Grenzschutzagentur erhält neuen Chef
Nach schweren Vorwürfen tritt Frontex-Leiter Fabrice Leggeri zurück
WARSCHAU/BRÜSSEL (dpa) - Die europäische Grenzschutzagentur Frontex bekommt nach schweren Vorwürfen im Zusammenhang mit der Zurückweisung von Migranten im Mittelmeer einen neuen Chef. Der Verwaltungsrat der Behörde teilte am Freitag mit, der bisherige Exekutivdirektor Fabrice Leggeri sei mit sofortiger Wirkung zurückgetreten. Als Hintergrund der Entscheidung Leggeris gelten insbesondere Ermittlungen zur illegalen Zurückweisung von Migranten im Mittelmeer.
Die Bundesregierung begrüßte am Freitag die Entscheidung Leggeris zum Rückzug. Der Schritt gebe die Möglichkeit eines Neuanfangs bei Frontex sowie dazu, Vorwürfe restlos aufzuklären und sicherzustellen, dass alle Einsätze der Agentur im vollen Einklang mit dem europäischen Recht erfolgten, sagte ein Sprecher des Bundesinnenministeriums in Berlin.
Frontex war 2004 von der EU gegründet worden und nach der 2015 begonnenen Flüchtlingskrise zur Europäischen Agentur für die Grenzund Küstenwache ausgebaut worden.
Der eigentliche Grenzschutz fällt zwar weiterhin unter die Zuständigkeit der Mitgliedsstaaten. Die Agentur soll jedoch für ein gemeinsames Management der Außengrenzen sorgen und nationale Grenzschutzeinheiten
bei Bedarf effektiv unterstützen.
Statt sichtbaren Fortschritten gab es zuletzt allerdings vor allem Kritik an der Arbeit von Frontex-Einheiten. Dabei geht es insbesondere um mögliche illegale Zurückweisungen von Schutzsuchenden an den EU-Außengrenzen. So haben griechische Grenzschützer Medienberichten zufolge mehrfach Boote mit Migranten illegal zurück in Richtung Türkei getrieben. Frontex-Beamte sollen dabei teils in der Nähe gewesen sein und dies nicht verhindert haben. Mehrere EU-Stellen beschäftigten sich zuletzt mit den Vorwürfen.

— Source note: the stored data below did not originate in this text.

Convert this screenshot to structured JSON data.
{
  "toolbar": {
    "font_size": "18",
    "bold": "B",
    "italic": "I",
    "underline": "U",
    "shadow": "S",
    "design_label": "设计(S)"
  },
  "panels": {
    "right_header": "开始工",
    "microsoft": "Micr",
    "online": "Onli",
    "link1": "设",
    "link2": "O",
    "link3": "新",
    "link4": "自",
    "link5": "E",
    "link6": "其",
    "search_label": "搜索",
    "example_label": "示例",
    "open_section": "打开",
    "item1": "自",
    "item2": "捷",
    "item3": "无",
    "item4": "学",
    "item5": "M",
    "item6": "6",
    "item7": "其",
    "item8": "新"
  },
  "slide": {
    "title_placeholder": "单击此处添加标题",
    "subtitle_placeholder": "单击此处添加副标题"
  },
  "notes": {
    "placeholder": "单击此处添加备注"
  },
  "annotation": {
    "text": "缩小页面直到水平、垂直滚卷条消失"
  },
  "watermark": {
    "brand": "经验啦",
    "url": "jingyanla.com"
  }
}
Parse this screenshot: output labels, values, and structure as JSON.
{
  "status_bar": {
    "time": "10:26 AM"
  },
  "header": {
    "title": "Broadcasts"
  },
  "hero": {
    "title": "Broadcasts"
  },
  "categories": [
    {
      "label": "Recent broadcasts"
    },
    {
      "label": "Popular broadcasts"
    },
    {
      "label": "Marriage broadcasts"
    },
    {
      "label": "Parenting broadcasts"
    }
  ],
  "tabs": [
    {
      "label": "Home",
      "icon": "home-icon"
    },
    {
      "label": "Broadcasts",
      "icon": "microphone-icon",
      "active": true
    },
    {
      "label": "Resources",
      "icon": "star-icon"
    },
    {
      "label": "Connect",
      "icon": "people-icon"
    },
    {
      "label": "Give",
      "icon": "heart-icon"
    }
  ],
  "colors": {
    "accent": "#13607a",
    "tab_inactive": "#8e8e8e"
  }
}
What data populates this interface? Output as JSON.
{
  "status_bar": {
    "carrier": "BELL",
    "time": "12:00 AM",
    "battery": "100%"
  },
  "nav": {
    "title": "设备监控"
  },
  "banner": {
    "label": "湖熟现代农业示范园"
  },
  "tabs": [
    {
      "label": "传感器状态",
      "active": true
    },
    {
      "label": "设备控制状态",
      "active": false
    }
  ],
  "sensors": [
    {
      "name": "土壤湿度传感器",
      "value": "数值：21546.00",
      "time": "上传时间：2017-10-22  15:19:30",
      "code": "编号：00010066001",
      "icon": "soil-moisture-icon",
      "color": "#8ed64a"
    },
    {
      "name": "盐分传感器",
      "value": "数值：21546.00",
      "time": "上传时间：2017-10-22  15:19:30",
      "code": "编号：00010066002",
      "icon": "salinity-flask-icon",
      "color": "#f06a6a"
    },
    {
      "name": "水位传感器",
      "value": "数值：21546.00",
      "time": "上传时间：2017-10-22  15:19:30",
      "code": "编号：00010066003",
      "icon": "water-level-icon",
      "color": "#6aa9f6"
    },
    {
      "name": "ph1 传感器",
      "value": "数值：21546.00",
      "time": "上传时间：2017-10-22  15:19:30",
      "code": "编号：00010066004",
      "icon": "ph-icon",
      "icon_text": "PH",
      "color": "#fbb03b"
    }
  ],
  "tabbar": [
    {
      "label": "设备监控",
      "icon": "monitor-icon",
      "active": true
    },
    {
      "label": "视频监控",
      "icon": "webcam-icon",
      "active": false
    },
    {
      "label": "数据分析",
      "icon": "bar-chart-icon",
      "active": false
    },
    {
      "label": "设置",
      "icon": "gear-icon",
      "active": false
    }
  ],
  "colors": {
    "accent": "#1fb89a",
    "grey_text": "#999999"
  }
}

Der 2015 ins Amt gekommene Leggeri hatte Kritik am Vorgehen von Frontex immer wieder zurückgewiesen. Im vergangenen Jahr sagte er der „Welt“zu dem Thema: „Was Griechenland angeht, so würde ich nicht einfach so von Pushbacks sprechen.“Es gebe Situationen im Meer zwischen der Türkei und Griechenland, die keine Seenotsituationen seien, da die Boote nicht außer Kontrolle geraten seien. „Sie versuchen, sich den Grenzkontrollen zu entziehen und werden mutmaßlich zum Zweck krimineller Aktivitäten benutzt“, sagte der Franzose. Dann gelte der Rechtsrahmen des Abfangens von Booten.
Druck auf Leggeri übten zuletzt vor allem Ermittlungen der EU-AntiBetrugsbehörde Olaf aus, die zu dem Ergebnis kamen, dass die illegale Zurückweisungen von Migranten im Mittelmeer von mehreren Führungskräften vorsätzlich verschleiert wurde. Nach einem Bericht des „Spiegel“wurden bei den Ermittlungen 20 Zeugen befragt und unter anderem das Büro des bisherigen FrontexChefs durchsucht.
Übergangsweise soll nach Frontex-Angaben nun Aija Kalnaja die Amtsgeschäfte von Leggeri übernehmen. Sie war vor ihrem Engagement bei der EU-Grenzschutzagentur unter anderem Vizechefin der Polizei in Lettland. Gegen zwei Frontex-Mitarbeiter, die von Olaf-Ermittlungen belastet werden und noch nicht zurückgetreten sind, sollen weitere Schritte eingeleitet werden.